Quand je dis que mon cerveau est un laboratoire, je précise qu’il s’agit pareillement de phénomènes qui se déroulent dans ma tête à partir de l’expérience que celle-ci a enregistré, sans que pour autant les hommes de science dans les divers secteurs de la recherche aient aperçu leurs propriétés fondamentales, comme la logique qui les engendre, les organise et en constitue comme le moteur.

(Revue 3e Millénaire No 6 Ancienne série. Javier-Février 1983)

Comment travaille un homme comme Stéphane Lupasco (1900–1988) ? « En regardant dans mon cerveau et en analysant ce qui s’y passe », répond-il. Cela parait évident ! Pour lui ! Mais pour nous, il nous a semblé intéressant de lui demander de développer un peu cette réponse, pour lui, banale. En fait cela n’a rien de banal, mais au contraire c’est quelque chose de prodigieux qu’il puisse examiner cette complexe machinerie à fabriquer des théories qui paraissent encore bien difficiles à assimiler par les plus brillants de nos contemporains.

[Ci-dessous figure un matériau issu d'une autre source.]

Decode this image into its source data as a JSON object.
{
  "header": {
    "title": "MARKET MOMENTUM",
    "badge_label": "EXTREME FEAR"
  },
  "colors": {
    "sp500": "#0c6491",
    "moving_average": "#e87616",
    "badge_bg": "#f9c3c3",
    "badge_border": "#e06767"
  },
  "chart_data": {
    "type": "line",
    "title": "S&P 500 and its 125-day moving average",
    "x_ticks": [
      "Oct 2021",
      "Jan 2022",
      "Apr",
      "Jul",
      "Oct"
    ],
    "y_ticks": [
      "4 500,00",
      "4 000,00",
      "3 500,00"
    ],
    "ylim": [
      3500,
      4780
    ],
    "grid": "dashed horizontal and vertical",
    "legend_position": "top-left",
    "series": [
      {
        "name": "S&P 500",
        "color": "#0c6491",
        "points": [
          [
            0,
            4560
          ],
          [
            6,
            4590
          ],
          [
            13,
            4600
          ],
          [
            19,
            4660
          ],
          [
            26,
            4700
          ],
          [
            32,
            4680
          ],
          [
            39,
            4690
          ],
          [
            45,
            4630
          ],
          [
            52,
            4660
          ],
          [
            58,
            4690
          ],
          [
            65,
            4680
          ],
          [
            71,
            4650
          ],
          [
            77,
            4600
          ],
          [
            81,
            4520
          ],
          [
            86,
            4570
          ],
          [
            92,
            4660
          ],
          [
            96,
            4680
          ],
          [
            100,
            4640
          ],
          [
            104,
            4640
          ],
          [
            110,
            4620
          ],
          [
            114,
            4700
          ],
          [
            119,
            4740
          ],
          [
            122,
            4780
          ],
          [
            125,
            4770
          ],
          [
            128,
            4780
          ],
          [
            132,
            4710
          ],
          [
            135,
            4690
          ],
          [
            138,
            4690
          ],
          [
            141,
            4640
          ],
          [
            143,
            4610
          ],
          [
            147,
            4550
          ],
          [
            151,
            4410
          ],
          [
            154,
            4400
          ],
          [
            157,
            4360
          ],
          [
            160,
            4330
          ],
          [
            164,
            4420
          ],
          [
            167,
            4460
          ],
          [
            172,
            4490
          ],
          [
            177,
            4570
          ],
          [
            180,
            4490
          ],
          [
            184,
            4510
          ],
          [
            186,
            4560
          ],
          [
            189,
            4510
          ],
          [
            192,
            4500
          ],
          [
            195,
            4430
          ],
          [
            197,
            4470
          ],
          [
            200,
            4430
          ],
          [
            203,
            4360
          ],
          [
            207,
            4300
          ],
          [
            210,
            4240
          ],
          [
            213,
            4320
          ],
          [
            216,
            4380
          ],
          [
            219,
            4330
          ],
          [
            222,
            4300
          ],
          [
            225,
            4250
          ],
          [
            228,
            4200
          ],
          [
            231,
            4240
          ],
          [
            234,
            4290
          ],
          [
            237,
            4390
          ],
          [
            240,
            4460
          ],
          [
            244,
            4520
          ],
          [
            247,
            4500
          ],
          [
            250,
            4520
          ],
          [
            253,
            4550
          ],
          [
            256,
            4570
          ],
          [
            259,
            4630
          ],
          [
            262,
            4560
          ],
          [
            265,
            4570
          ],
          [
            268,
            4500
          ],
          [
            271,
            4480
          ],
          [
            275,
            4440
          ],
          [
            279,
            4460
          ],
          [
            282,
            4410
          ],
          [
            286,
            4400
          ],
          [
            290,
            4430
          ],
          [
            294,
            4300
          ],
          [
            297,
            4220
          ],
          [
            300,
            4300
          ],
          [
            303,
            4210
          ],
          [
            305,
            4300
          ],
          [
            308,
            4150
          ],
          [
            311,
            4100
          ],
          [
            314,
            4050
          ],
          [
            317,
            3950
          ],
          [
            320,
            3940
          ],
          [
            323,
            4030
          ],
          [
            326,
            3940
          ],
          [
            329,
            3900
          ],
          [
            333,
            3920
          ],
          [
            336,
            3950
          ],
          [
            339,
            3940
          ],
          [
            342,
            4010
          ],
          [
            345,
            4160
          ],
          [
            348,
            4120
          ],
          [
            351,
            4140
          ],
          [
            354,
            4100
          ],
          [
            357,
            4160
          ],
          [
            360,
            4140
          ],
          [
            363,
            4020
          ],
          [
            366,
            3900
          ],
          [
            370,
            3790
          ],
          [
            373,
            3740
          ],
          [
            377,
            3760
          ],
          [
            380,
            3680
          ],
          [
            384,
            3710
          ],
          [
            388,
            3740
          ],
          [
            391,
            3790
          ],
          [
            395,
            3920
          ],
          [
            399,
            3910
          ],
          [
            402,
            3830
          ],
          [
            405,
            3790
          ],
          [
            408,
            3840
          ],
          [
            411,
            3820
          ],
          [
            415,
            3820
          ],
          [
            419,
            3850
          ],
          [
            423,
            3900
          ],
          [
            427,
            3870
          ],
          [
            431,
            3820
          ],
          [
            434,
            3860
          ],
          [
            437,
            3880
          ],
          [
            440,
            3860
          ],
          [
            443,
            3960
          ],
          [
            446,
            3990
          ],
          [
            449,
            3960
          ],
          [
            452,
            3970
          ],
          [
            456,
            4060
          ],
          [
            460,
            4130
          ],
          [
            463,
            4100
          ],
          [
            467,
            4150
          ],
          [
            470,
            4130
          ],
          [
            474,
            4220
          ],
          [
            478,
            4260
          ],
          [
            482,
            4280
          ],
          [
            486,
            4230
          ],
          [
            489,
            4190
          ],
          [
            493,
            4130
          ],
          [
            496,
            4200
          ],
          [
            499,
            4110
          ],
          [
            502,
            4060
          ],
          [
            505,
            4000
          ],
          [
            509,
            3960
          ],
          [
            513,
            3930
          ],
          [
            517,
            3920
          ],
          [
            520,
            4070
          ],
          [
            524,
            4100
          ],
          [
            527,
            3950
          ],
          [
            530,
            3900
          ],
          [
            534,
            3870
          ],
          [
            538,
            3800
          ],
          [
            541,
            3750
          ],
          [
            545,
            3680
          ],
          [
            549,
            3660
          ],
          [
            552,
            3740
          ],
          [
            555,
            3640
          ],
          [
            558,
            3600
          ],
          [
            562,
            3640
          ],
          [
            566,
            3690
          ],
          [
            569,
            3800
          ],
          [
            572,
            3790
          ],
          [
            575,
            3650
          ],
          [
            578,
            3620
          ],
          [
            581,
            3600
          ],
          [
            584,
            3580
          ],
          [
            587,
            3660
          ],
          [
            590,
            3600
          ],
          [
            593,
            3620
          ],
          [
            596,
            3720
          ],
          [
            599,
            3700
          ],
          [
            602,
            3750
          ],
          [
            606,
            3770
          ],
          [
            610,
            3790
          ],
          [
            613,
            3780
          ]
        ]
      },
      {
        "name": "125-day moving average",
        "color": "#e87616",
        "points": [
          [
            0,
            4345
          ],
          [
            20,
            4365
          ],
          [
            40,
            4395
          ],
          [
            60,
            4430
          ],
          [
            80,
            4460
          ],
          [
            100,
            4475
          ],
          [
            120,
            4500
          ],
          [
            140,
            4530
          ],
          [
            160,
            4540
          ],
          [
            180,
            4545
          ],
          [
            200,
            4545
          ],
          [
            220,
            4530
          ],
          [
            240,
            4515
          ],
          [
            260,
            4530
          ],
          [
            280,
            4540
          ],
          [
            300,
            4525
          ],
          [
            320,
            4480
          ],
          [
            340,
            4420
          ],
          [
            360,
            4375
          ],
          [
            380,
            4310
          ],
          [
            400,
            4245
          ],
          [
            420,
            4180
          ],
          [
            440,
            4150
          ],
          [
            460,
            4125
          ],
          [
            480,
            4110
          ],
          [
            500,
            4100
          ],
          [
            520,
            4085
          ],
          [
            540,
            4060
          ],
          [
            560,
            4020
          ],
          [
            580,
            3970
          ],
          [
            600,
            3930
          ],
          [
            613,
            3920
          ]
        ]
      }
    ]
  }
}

Il est bien entendu que tout se passe, dans l’homme, au moyen de et à travers le système nerveux central, qui perçoit et agit.

Mais justement, ou bien l’on observe les faits dans un laboratoire, et on les manipule pour attirer leurs lois, ou bien des illuminations, des intuitions inconscientes apparaissent, et apportent des solutions à des problèmes que certains savants n’avaient pu résoudre, comme le montre Basarab Nicolescu dans son article de 3e Millénaire « Vision de la réalité et Réalité de la vision », ou bien encore des faits se développant à l’intérieur du cerveau, et c’est ainsi que certaines lois peuvent apparaître : on approche deux pôles électriques, et l’on constate que, s’ils sont de même signe ils se repoussent, de signes contraires ils s’attirent, et l’on tire les lois de l’électrostatique. On greffe du tissu étranger dans un endroit quelconque d’un système vital, et l’on constate que le greffon est détruit : c’est le phénomène de rejet bien connu aujourd’hui. La science avance la plupart du temps par des opérations de laboratoire, où se trouvent les données elles-mêmes que l’on observe et théorise.

Mais il n’en va pas toujours de même. Le vingtième siècle se signale par l’apparition de constructions de la pensée à priori, qui précèdent l’expérience et que celle-ci vérifie quelques années plus tard.

Quelques exemples : la célèbre formule d’Einstein E = mc2 a été émise bien avant que la réduction de la masse à l’énergie fût vérifiée, par son augmentation avec la vitesse de l’électron, quelques années plus tard. Il en est de même de la mécanique ondulatoire de Broglie, qui ne fut constatée, expérimentalement, que quelques années plus tard, par Davisson et Germer. Même le fameux quantum de Planck h? fut imaginé par Planck pour empêcher qu’une équation physique entraîne l’augmentation à l’infini de l’énergie par la fréquence.

Quand je dis que mon cerveau est un laboratoire, je précise qu’il s’agit pareillement de phénomènes qui se déroulent dans ma tête à partir de l’expérience que celle-ci a enregistré, sans que pour autant les hommes de science dans les divers secteurs de la recherche aient aperçu leurs propriétés fondamentales, comme la logique qui les engendre, les organise et en constitue comme le moteur.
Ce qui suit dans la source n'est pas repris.